Altech disposes of East Africa ops
JSE-listed ICT group, Altech, has disposed of its East African operations in a deal that would see Liquid Telcom taking over the group’s relevant assets.
As part of the deal, Altech will also purchase an additional ordinary shareholding in Liquid to the amount of US$16.5 million, and will remain a strategic minority shareholder in Liquid, holding an initial 8.6% of Liquid’s issued share capital.
For so long as Altech holds all of the shares, it will be entitled to 10% of all votes capable of being cast at general meetings of ordinary shareholders of Liquid – and for so long as Altech holds not less than 5% of the total issued share capital of Liquid, Altech will be allowed to appoint one director on the group board.

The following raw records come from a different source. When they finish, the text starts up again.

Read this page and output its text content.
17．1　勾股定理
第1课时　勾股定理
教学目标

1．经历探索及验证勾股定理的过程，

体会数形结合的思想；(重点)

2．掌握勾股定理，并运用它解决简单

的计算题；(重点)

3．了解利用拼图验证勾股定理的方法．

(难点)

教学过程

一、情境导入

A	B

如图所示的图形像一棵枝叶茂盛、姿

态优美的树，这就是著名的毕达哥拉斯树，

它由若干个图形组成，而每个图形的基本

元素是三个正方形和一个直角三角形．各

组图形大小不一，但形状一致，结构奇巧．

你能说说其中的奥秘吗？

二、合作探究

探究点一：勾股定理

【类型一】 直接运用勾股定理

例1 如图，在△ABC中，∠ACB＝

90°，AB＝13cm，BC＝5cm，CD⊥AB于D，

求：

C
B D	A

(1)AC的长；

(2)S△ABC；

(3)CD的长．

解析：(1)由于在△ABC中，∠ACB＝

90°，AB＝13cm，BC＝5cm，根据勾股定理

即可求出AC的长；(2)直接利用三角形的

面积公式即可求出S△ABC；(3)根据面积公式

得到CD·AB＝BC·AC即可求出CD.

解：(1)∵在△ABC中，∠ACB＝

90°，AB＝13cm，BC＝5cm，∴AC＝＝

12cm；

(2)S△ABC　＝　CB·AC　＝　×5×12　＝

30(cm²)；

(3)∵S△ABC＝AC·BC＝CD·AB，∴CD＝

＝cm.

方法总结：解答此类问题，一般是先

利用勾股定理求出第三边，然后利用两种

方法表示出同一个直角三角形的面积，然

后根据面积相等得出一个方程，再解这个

Altech will not be entitled to any Liquid dividend payouts for 18 months.
Liquid was established in 1997 as an independent telecommunications provider for international, voice, internet and data traffic, and other related services based on satellite communication technology.
It has since become a supplier of fibre, satellite, international carrier services and infrastructure to fixed and mobile telecommunications operators, internet service providers (ISPs) and enterprises in developing countries – particularly in central and southern Africa.
“Altech believes that its [Altech East Africa] network would benefit considerably from becoming part of a larger, specialist network and ISP operator with more extensive experience in building, maintaining and operating networks in Africa,” Altech said in a SENS announcement.
“The combination of Liquid´s southern and central African network facilities with those of AEA in East Africa will create a formidable pan-African entity which will be able to offer unparalleled communications, access and support services to major international corporate clients, in particular.”
According to Altech, the combination of Liquid’s and Altech East Africa’s network will create the African continent’s largest single terrestrial fibre network connecting more African countries than any other single terrestrial network.
The transaction is still subject to approval by the Altech board, the board of Altech’s listed holding company Allied Electronics Corporation Limited (Altron), the board of Liquid; and approval by any applicable regulatory bodies.
East Africa problems
In 2012, Altech suffered due to its operations in East and West Africa – though saw a marked improvement in group operations after signing a deal to offload the latter (West Africa).
In September 2012, Altech reported a R420 million loss in results from operating activities for the six month period ending August 2012, from a R283 million profit in 2011.
Revenue increased by 6.8% to R5.2 billion, and its operating profit before capital items was 13.5% lower than that of the prior period, mainly due to losses incurred in Altech’s operations in East and West Africa.
At the time of the report, Altech CEO, Craig Venter said that the impairments incurred by Altech over the interim period solely related to East and West Africa.
“Altech East Africa was substantially profitable for the two year period following the acquisitions of KDN, Infocom and ASG,” Altech said on Monday (28 January 2013).
“Overall, however, it has been significantly loss-making recently, due to a number of adverse factors.”
“These include the simultaneous connection of several new undersea cables to East Africa, leading to substantial over-capacity in wholesale bandwidth and resulting in price decreases of over 80%.”
According to Altech’s statement, the post-transaction headline earnings per share and basic loss per share for the group have been adjusted for the de-recognition of the East Africa losses from the group; a once-off transaction costs of R5 million; and an estimated finance expense of R40 million.
“The ‘After the transaction’ basic loss per share has been adjusted for the recognition of a loss on disposal of R666 million attributable to Altech shareholders,” Altech said.